Wer ist auf dem Bild zu sehen? Schauen wir uns das mal an! Johannes, Petrus, Markus und Paulus, von links nach rechts. Aber Markus war kein Apostel. Mit einer Papyrusrolle in der Hand fragt er sich vielleicht: Habe ich die Wahrheit geschrieben?


                                                             Dürer: Die vier Apostel

    Die Arbeit kann nicht von ihrer Zeit getrennt werden. Die Bibelzitate am unteren Rand des Bildes, die auf Luthers Übersetzung beruhen, sind ein Anhaltspunkt dafür. Krieg und Grausamkeiten fegten über Europa. Die Stadt Nürnberg nahm 1526 die Reformation an. (Dürer selbst war ein überzeugter Anhänger von Luthers Ideen). Die biblischen Texte beginnen mit den Worten aus dem Buch der Offenbarung:

"Alle weltliche regenten in disen ferlichen zeitten Nemen billich acht, das sie nit fur das gottlich wort menschliche verfuerung annemen Dann Gott wil nit Zu seinem wort gethon, noch dannen genomen haben. Darauf horent dise trefflich vier menner Petrum Johannem Paulum vnd Marcum Ire warnun[g]".(22, 18) 
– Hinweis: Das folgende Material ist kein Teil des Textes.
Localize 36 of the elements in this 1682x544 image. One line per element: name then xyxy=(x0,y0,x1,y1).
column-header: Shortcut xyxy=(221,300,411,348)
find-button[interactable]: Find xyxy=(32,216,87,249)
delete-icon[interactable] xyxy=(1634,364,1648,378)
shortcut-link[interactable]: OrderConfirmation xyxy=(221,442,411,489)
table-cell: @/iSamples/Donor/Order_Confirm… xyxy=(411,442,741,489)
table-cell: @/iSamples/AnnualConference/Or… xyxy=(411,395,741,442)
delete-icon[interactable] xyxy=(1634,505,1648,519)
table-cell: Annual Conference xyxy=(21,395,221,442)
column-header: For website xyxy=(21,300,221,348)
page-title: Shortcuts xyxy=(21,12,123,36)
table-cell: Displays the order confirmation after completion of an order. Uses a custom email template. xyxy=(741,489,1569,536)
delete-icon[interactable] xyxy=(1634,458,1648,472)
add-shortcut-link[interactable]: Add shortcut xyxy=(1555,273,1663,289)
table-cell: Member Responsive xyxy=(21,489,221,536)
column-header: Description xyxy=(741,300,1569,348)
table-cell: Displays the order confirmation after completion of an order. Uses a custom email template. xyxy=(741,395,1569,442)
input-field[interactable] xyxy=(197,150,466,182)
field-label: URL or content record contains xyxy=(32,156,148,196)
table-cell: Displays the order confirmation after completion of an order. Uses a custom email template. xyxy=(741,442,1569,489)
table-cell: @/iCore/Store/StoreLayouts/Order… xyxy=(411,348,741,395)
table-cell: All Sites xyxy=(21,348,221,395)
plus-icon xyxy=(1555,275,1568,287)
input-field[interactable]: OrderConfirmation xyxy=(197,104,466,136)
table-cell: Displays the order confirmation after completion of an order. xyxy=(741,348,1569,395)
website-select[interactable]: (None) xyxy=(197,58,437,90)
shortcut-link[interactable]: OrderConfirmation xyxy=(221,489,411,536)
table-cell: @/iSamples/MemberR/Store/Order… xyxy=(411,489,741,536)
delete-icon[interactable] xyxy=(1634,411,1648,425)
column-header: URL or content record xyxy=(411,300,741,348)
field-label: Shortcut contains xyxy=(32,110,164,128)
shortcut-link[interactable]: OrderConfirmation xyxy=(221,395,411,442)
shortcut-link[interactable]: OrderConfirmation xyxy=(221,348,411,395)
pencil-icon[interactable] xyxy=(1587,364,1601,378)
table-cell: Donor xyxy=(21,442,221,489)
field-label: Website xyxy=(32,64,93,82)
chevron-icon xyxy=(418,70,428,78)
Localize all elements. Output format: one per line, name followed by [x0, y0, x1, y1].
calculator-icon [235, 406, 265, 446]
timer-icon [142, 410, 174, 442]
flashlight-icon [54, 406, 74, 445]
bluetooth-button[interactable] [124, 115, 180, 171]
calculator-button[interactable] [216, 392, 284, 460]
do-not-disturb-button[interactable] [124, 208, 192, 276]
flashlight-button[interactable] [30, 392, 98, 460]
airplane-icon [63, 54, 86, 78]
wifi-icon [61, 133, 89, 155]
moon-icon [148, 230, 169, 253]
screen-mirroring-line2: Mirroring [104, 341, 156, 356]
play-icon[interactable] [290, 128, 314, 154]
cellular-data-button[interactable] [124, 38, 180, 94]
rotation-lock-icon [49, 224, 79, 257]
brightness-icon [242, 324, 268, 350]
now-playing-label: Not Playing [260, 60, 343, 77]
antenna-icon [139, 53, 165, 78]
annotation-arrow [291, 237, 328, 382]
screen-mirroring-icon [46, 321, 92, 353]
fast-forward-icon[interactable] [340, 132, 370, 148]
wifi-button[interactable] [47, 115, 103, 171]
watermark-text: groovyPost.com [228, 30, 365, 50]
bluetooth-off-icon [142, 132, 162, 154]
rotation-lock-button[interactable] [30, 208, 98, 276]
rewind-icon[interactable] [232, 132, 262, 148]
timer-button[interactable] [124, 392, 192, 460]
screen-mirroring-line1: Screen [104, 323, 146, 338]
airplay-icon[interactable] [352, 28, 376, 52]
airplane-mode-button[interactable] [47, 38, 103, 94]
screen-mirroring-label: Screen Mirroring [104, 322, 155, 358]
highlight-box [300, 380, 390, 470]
     Dann kommt der zweite Brief des Petrus: "Petrus spricht in seiner andern Epistel Im andern Capittel also / Es waren aber auch falsche prophetten vnter dem volck, Wie auch vnter euch sein werden falsche lerer, die neben einfuren werden verderbliche seckten Vnnd / verleucken den herren der sie erkaufft hat Vnnd werden vber sich furen ein schnel verdamnus Vnd vile werden nachuolgenn Irem verderben, Durch / welche wird der weg der warhait verlestert werden, Vnd durch geitz mit erdichten wortten, werden sie an euch hantieren, Vber welche das vrtail von / lannger here nit saumig ist Vnnd ir verdamnuss schlefft nicht." (2. Petr. 2, 1-3)

    Weitere Zitate: 1Joh 4, 1-3., 2Tim 3, 1-7 (!!), Mk 12, 38-40 (!!) Wer den Text aufmerksam liest, dem fällt die Formulierung "das gottlich wort" auf, oder sein Gegenteil, die "falschen Propheten". Das ist das eigentliche Wesen der Reformation: das Wort Gottes. Und wer könnte für Dürer wichtiger sein als die vier Männer, die die Botschaft Gottes überbringen.

     Die Inschriften stammen von Neudörffer, einem Kalligraphen aus Nürnberg. Er war auch Dürers erster Biograph, und er bemerkte, dass es Dürers Ziel war, Persönlichkeiten mit unterschiedlichen Temperamenten darzustellen. Es ist nicht notwendig, die Kategorien der Psychologie hier aufzulisten. Viel wichtiger ist die Spannung, die sich in den Gesichtern widerspiegelt. Johannes liest die Anfangszeilen seines eigenen Evangeliums. Peter hört gebrochen, mit gekrümmtem Rücken zu. Markus, der die größere Macht anerkennt, schaut aufgeregt zu Paulus, in dessen Augen wir sehen können: all das, was die Propheten vorausgesagt haben, wird wahr werden. Haltet fest an der Heiligen Schrift und den Geboten, sagt er.

     Der Schlüssel, das Schwert und die kleine Papyrusrolle sind so unbedeutend im Vergleich zu all dem, was in den Seelen wütet, was durch die sich umklammernden Hände und den Kontrast der Farben noch mehr betont wird. Das feuerrote, verfallende Gewand des Johannes drückt Leidenschaft aus, während die kühlere Farbe bei Paulus den Kontrapunkt bildet: Die gebrochenen Linien der Falten lassen die Spannung des Willens erahnen. Diese irdischen Menschen sind ratlos, ängstlich vor der Zukunft, suchen nach Gewißheit zwischen Anfang und Ende.

     Ich bin allein hierher in die verlassene Barer Straße gekommen. Ich bin weit weg vom Adventsmarkt, wo meine Frau sicher auf mich wartet. Wir haben beide unsere Zeit gut verbracht.